Research

MTurk Research by UK’s Gatton College Faculty Making Waves

photo of data farm

LEXINGTON, Ky. (Oct. 15, 2018) University of Kentucky Gatton College of Business and Economics Assistant Professor of Accountancy Sean A. Dennis and doctoral student Chris Pearson, along with Brian M. Goodson of Clemson University, have released cutting-edge research that investigates the recent data contamination issue on Amazon’s Mechanical Turk platform. Commonly called "MTurk," the platform allows individuals to become an on-demand employee and be paid a nominal fee for completing simple tasks, such as academic or marketing surveys.

The online "MTurk panic," as it has been widely referred to, began when University of Minnesota psychology graduate student Max Hui Bai observed a "quality drop" on the platform. He posted in a Facebook group for psychology researchers, which prompted an investigation and speculation that bots were the culprit. Coincidentally, Dennis and Pearson had been looking into the issue weeks before Bai posted on the social networking site.

According to Dennis, he and his colleagues stumbled upon the problem accidentally. “We've been running experiments on Turk for several years. But, with our most recent data collection, we noticed more noise in our data than we've ever seen before,” he explained.

For example, after running an experiment, one thing the team noticed in their data set right away was that, “A lot of responses to the open response questions we'd asked were just bad. Some were one-word answers, some were incoherent English, some of them were pretty clearly copied and pasted from other parts of the internet.”

To identify the issue, the team used reverse geocoding. Reverse geocoding is the process of reverse coding a location from longitude and latitude coordinates back to a readable address or place. They analyzed large sets of unique IP addresses along with duplicate GPS coordinates, and found that each of these IP addresses traced back to a "server farm," or data center, and virtual private server (VPS) provider.
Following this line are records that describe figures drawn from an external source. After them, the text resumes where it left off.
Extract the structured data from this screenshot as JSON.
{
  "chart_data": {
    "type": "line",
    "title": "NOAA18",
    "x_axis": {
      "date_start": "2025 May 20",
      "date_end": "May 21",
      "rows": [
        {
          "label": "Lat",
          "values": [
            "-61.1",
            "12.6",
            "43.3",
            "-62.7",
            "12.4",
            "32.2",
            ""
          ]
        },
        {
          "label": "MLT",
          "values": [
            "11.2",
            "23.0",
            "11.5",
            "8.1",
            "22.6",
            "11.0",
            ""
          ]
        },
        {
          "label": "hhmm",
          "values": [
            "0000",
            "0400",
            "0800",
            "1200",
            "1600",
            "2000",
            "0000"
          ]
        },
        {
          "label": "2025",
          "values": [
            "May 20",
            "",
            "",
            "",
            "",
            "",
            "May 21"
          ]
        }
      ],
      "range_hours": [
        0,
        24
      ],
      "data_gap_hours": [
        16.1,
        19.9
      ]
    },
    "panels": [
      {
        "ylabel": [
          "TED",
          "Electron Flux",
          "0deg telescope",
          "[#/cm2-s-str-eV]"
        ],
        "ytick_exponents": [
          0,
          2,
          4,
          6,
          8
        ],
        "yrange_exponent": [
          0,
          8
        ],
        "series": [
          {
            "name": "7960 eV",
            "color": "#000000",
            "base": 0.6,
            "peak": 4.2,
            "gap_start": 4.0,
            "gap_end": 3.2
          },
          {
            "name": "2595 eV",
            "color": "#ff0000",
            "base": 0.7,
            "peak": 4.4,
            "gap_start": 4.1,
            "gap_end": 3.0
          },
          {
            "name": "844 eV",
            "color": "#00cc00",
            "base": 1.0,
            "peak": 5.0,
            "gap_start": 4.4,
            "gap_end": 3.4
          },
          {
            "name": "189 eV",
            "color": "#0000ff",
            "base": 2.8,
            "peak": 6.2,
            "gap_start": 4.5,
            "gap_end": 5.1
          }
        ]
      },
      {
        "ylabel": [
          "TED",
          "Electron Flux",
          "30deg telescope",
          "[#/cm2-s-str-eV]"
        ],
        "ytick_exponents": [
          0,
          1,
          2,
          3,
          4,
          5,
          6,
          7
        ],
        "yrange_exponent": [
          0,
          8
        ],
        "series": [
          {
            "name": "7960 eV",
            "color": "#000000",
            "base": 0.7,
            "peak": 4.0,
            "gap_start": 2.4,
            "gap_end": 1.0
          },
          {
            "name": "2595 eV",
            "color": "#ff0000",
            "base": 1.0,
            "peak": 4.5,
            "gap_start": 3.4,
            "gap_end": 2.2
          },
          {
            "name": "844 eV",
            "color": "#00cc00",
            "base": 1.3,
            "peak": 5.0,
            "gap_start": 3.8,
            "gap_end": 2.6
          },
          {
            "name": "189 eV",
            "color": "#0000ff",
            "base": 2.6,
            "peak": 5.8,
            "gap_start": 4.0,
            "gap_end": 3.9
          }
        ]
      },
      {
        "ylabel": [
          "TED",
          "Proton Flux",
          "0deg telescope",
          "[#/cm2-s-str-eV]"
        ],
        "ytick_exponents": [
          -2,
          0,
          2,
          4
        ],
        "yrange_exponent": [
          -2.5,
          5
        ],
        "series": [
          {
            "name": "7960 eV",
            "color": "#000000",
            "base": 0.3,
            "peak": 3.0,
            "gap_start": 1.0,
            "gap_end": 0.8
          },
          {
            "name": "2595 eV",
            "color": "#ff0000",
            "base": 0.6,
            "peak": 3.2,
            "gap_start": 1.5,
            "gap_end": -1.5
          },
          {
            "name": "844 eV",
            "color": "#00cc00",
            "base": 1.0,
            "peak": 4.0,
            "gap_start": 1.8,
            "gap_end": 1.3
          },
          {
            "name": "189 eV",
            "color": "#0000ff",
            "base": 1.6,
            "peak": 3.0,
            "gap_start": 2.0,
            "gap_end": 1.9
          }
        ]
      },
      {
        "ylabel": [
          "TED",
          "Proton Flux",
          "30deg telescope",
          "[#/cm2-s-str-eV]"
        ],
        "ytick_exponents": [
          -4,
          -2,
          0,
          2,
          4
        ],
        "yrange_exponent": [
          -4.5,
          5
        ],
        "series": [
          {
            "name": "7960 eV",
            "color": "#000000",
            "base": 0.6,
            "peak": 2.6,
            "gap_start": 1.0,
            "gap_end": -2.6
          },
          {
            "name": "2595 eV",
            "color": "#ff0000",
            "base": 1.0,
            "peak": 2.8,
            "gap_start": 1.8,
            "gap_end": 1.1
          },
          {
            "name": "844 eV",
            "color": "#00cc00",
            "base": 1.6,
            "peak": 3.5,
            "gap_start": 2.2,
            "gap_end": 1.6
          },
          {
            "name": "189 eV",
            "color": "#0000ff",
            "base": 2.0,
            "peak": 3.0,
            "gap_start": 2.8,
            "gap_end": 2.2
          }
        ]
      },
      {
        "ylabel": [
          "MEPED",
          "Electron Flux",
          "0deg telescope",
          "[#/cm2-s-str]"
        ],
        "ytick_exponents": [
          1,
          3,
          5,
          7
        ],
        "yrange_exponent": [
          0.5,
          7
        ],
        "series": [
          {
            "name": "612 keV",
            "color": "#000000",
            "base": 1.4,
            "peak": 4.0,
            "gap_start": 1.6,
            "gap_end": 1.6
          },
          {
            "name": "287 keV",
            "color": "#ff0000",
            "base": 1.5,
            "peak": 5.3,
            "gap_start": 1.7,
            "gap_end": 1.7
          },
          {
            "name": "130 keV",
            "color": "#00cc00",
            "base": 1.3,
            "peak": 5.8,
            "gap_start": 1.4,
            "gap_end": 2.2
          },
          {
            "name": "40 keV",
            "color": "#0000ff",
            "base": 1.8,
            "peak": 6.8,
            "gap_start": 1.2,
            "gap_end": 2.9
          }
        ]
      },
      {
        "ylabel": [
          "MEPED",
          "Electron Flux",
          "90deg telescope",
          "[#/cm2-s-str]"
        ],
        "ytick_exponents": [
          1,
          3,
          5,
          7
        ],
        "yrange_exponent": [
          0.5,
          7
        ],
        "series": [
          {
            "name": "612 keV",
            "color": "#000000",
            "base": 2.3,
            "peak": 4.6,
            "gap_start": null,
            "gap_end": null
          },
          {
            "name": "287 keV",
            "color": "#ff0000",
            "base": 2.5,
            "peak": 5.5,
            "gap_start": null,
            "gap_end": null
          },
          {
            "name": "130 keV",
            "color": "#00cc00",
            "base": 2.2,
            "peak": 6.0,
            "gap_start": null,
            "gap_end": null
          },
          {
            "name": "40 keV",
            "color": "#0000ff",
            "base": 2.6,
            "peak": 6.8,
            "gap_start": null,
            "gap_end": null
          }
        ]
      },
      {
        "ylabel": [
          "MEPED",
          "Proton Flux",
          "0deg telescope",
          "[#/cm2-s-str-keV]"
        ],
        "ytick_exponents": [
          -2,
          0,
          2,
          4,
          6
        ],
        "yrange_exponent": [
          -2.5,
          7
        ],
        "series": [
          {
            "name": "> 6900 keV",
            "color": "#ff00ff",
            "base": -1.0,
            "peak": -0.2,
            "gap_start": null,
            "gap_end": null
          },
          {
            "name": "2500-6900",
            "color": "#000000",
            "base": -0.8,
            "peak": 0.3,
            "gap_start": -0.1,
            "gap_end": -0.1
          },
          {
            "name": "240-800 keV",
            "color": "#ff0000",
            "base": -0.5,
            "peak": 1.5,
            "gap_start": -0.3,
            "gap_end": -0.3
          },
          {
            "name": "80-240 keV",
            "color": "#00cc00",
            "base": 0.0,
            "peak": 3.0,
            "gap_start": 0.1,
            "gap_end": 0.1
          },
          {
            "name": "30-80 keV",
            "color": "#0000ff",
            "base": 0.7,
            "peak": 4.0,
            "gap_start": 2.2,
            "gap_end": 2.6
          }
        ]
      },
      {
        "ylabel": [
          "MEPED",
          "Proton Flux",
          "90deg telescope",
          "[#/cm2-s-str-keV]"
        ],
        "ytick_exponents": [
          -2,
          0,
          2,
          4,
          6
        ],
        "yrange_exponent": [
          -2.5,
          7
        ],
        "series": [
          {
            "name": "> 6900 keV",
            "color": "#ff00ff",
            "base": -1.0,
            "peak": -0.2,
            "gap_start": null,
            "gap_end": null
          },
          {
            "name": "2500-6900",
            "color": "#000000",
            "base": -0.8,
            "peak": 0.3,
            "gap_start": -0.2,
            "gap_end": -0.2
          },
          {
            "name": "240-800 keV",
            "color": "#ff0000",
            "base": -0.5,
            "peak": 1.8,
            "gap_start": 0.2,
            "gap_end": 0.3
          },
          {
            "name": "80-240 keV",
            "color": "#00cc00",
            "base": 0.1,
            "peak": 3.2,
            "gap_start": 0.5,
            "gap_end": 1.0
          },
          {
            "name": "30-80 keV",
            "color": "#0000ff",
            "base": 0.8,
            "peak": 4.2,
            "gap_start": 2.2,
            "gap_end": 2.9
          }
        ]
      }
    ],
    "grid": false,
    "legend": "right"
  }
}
Dennis explained that when Pearson ran the IP addresses through various tracker websites, they were showing up as having strange internet service providers and strange organizations associated with them. “That was odd because normally the ISP comes through as something that we'd recognize like Verizon or AT&T or something you'd see on an internet bill. And we were seeing things like 'Joe's Data Center' and 'ColoCrossing.' We didn't know exactly what that meant, but when we looked into it, we figured out that they were actually server farms,” he said.

The group then found that these server farm responses were significantly lower in quality than other responses. Removing these "contaminated" responses has enabled several researchers to draw more accurate conclusions from otherwise unusable data sets.

Dennis and Pearson's paper, "MTurk Workers' Use of Low-Cost 'Virtual Private Servers' to Circumvent Screening Methods: A Research Note," was released on the Social Science Research Network (SSRN) on Aug. 17, 2018. The paper analyzes survey meta-data, examines MTurk participants’ open responses, and develops techniques to determine the reliability.

According to the paper's abstract, they found "alarming proportions of participants who circumvented several accepted sample screening methods. These ‘imposters’ provided responses through VPS that concealed their physical locations, thereby rendering conventional location screening methods useless."

Since its release on SSRN, the paper has received over 1,000 downloads and 5,000 abstract views and it is being cited and linked on message boards across the internet as an effective fix for the issue.

This cutting-edge research is linking UK and the Gatton College with the important issue of automated programs mimicking human behavior. This topic has garnered significant attention among the academic community and the press.

“We really meant for this to be part of a conversation about ongoing efforts that will be necessary to preserve the integrity of the Turk platform because it will inevitably be abused,” Dennis said. “There is no silver bullet solution that we're going to be able to identify today that will work in perpetuity. We view this as part of an ongoing conversation between the academic community and developers who actually have the tools to fix this.”